Calico’s last school teacher, Mrs. Margaret Kincaid Olivier, is buried at the Calico Cemetery.”
We went back to the main trail and passed by the other infrastructures and saw some of them with a pieces of information such as these ones.
Calico and Daggett Telegraph Line
“This Telegraph Line has been completed across the desert to Daggett and connects with all the principal towns, harbors and cities in the world. Telegrams transmitted by this wire will be carefully and faithfully protected from public inspection and treated with the strictest secrecy. Telegrams delivered to any part of the camp at reasonable charges. Money transmitted by telegraph to any point in the United States. Calico office with Wells, Fargo And Co. Daggett office with Western Union Telegraph Co., at railroad office. W.A. Sharp. Manager.”

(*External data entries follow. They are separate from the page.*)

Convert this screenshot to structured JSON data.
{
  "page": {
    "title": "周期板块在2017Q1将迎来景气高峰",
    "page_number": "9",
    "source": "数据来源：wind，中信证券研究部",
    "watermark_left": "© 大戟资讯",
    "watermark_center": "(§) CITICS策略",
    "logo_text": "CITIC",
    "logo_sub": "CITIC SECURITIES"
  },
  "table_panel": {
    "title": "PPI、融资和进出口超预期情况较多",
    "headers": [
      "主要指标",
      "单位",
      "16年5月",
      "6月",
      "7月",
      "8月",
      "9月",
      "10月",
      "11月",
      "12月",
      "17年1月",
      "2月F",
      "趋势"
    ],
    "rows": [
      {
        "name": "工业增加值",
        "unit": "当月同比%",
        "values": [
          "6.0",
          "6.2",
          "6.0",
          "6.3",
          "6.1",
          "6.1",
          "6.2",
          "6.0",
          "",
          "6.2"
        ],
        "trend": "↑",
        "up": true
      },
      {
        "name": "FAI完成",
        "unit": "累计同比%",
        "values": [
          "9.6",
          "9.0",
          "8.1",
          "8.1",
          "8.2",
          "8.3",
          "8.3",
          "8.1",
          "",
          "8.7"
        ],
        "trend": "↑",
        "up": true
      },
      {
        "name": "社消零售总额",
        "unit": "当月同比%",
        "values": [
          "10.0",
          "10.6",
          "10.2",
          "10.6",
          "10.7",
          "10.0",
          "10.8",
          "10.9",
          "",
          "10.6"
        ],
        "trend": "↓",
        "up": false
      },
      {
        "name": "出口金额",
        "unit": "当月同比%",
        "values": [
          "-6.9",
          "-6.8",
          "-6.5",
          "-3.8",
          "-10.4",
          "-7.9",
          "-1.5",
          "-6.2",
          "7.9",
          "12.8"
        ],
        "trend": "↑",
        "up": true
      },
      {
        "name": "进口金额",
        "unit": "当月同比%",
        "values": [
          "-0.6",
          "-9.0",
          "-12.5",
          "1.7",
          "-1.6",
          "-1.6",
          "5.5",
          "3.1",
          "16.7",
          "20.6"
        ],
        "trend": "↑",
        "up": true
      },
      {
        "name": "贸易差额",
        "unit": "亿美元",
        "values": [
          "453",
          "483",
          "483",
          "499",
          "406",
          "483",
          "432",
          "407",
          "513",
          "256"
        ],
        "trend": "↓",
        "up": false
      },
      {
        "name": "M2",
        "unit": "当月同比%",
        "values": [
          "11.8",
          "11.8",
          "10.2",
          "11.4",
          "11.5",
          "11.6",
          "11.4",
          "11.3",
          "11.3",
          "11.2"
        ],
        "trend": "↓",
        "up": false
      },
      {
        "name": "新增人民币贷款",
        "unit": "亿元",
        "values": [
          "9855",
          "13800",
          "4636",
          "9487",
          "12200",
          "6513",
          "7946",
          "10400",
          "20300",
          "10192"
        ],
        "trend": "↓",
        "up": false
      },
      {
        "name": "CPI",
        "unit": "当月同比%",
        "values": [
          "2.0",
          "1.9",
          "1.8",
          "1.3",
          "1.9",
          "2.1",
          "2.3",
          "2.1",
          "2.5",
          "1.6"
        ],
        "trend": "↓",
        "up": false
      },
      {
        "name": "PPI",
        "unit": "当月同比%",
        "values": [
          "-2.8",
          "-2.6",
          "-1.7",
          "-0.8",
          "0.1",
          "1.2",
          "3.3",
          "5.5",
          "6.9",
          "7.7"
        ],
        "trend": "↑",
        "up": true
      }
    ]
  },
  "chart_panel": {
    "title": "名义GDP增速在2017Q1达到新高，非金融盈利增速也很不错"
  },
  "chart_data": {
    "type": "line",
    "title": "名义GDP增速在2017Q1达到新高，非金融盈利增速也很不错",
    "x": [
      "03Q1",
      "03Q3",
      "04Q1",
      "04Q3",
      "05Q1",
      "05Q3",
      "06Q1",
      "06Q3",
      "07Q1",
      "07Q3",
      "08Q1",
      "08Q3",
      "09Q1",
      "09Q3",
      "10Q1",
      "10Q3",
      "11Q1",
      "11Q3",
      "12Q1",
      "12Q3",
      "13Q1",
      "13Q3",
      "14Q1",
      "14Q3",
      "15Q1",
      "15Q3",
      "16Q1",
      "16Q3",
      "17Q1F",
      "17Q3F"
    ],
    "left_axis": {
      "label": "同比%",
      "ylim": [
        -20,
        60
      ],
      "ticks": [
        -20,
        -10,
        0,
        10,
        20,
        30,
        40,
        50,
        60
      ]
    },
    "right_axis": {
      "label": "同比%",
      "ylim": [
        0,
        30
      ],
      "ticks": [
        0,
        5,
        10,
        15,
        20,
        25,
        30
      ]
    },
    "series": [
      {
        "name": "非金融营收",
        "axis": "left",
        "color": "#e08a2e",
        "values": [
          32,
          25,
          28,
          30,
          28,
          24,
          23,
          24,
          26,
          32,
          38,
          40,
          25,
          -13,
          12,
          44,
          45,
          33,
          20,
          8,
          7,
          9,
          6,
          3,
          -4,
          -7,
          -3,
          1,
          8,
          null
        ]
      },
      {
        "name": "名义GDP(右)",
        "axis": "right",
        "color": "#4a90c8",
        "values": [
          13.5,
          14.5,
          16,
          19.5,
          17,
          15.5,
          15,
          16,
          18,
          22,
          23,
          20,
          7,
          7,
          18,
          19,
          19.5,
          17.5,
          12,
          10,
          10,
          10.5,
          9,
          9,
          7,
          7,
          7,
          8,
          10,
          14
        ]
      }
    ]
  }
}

John Caleb King (1838-1901)
“John C. King was born in Carroll County, Mississippi. His family later settled in Hunt County, where his father was a Chief Justice in 1858-1860. King came out west to California by wagon train in 1868. With him was his wife of ten years, Martha Dougherty King. She had a younger sister, Virginia, who later met and married Walter Knott’s father. (Walter Knott became an owner of Calico, 1951-1966.) The U.S. Census of 1880 shows King made his living as a harness maker in Sa Bernardino with his wife and three sons.
When John King ran for the office of San Bernardino County Sheriff in 1879 he won, and held co-located the Silver King Mine in 1881 and later sold it to a mining company. After his term of Sheriff was over, King purchased a half interest in a hotel at Calico from his former deputy.
In 1884 King and Thomas brought heavy bars containing silver from their Silver King Mine into the offices of a Los Angeles newspaper. The newspaper reported that “It is the largest shipment of the bullion ever made from Southern California.”
King was also a Notary Public in San Bernardino from 1895 until his passing. In the U.S. Census of 1900 he was listed as living in San Bernardino with the occupation of “Railroad Adjuster.” He died in 1901 and was buried with his wife Martha (who passed away in 1913) at the Pioneer Memorial Cemetery of San Bernardino.”
“This was built in the early 1960s, to house a looking display of a collection of antique furniture relating to a dentist-barber-bath house situation. Followed by retrofitting in 1997, it was rented for a brief period in the early 2000s as the Calico Bath House, where bathing related merchandise was sold.
Enterprising businessmen in old Calico often shared space, since here on Main Street there was only so much room for buildings. It was not uncommon for a saloon to offer a “barber chair in the pear.” and it was also not uncommon for a barber to also provide dental services. Combination bathhouses. At barbershops, were seen in mining camps such as this, where there was a steady flow of male customers.”
Odessa – Calico Railroad
After that sightseeing we were told by one of the workers we could ride the railroad which we saw on the edge. We took it and beside us, there was only one family in one of the cars. The train was mostly empty when we left and it was a nice experience with the scenic ride. It was my first time riding a train and the air was kind of cold and I took some pictures while Deelow videotape. After that, we end our trip and look at the souvenir store and head on our way. All in all, it wasn’t as interesting as I thought it would be, the mining town ambiance is still there, but it seems like its authenticity is lost. The only thing that makes it exciting is the “Ghost Town” in its name.